Despite the complex mythology, the storytelling is simple and efficient. This is more likely the result of the well-oiled Marvel script typewriter than the hand of Australian director Cate Shortland (Somersault), despite the vaguely current #metoo bad boy who is exploiting and abusing young women for loosely defined “global influence”. Likewise, the action scenes are thrilling and effective without ever being extraordinarily memorable. Having the final conflict taking place on that old Marvel stand-by, a giant evil base that’s exploding and falling from the sky, only reinforces the feeling that this is a pack of hits.

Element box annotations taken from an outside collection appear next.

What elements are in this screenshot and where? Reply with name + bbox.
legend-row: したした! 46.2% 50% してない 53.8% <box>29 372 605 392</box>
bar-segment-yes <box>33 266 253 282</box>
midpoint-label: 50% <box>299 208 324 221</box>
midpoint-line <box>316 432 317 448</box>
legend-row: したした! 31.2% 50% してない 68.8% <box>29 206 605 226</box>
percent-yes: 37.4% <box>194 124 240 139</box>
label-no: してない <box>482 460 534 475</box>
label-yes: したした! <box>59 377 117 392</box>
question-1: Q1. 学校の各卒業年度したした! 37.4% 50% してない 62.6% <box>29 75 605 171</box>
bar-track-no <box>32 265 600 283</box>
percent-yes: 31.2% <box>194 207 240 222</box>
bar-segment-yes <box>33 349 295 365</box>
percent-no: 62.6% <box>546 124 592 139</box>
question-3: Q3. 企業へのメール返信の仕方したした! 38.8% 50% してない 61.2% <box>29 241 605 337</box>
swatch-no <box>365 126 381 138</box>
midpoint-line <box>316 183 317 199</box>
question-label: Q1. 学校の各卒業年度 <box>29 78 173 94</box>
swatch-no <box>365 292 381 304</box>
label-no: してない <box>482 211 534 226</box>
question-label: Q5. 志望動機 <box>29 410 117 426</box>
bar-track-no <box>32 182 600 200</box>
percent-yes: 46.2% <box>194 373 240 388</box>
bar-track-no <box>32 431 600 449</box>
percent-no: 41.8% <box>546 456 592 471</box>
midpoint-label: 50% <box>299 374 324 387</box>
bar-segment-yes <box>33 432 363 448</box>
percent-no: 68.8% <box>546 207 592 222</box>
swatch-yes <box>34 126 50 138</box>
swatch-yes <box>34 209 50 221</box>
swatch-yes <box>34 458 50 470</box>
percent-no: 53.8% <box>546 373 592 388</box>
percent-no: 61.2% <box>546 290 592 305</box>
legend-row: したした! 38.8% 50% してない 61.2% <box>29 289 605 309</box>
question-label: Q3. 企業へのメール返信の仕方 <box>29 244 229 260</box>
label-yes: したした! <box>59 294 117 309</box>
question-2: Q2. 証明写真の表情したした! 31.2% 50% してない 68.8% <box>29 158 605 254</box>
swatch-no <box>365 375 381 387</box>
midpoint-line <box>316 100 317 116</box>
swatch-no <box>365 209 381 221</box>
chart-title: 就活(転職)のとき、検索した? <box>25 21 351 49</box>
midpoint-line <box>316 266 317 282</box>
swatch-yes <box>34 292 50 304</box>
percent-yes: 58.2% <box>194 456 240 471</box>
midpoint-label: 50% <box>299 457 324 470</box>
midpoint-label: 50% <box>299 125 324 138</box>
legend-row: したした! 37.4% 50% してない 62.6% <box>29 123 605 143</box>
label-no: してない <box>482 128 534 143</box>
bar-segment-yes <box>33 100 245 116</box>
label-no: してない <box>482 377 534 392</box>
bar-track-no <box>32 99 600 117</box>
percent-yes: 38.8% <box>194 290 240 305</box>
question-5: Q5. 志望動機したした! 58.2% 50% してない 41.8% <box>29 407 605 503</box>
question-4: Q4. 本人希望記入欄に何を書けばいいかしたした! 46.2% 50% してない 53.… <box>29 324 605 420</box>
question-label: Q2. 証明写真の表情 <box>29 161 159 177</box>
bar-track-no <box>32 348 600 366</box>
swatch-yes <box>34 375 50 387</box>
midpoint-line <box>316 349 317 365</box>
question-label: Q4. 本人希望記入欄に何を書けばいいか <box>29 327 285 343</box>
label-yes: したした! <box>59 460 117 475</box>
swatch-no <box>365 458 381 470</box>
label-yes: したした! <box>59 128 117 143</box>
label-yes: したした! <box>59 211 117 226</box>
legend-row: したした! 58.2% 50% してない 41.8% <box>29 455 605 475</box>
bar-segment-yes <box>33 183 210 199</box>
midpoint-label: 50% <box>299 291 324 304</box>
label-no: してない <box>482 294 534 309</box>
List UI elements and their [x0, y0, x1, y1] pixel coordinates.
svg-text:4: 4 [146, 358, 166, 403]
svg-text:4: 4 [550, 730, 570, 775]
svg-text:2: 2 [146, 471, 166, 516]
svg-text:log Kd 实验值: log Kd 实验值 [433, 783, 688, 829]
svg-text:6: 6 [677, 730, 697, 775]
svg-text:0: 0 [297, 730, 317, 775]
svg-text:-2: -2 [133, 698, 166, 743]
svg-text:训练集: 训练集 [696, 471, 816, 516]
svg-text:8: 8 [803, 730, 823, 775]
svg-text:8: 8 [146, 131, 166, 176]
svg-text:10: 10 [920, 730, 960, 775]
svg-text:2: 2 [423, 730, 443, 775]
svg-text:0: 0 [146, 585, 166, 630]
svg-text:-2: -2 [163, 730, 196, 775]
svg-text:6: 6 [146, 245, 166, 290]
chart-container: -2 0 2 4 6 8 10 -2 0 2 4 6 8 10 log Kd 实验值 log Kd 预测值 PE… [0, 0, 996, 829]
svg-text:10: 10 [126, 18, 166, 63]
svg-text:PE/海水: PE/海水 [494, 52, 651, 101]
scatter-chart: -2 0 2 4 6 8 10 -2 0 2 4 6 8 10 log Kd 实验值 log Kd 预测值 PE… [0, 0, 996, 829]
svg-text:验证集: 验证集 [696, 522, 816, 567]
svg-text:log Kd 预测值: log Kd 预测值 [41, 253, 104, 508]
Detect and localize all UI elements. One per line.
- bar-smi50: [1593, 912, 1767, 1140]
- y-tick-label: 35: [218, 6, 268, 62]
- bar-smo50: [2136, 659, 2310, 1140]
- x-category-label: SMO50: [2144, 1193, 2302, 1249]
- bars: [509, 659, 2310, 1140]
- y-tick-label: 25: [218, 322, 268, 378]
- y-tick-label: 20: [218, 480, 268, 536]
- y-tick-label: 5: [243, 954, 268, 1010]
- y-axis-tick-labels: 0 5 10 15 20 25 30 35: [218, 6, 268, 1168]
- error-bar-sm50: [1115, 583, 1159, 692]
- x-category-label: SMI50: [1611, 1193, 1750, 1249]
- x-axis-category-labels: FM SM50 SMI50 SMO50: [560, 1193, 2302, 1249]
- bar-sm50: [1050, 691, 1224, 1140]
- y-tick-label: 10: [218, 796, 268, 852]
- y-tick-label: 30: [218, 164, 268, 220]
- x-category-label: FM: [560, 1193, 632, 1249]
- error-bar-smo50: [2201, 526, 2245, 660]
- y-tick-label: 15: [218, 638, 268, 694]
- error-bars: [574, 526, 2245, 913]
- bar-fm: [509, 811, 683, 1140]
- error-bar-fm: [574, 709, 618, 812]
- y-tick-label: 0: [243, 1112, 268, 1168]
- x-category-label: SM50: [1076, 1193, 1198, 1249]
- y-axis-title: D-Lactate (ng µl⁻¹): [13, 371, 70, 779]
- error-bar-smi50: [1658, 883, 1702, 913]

The one area where this really stands out, and where Shortland’s hand is most evident, are the fractured family dynamics of the central characters. Alexei is a stupid dad who has good intentions; Melina is the competent mom who loves her man despite her flaws. Natasha is the older sister who is already halfway through the door, and Yelena is the ardent challenger who, thanks in large part to Pugh’s glamorous five-star performance, steals every scene she is in.
The big problem with the Marvel franchise is that they’ve never been good with bad guys. This is because they have always kept an eye on the next movie and because the bad guys never make it to the next movie, they are overlooked. Natasha is the character who is overlooked here, while Yelena is clearly the future even before a post-credits scene that throws her straight into the heart of the Marvel Universe. As a farewell to Natasha, Black Widow is a work of art effort; as an introduction to the new Black Widow, it’s a thrilling success.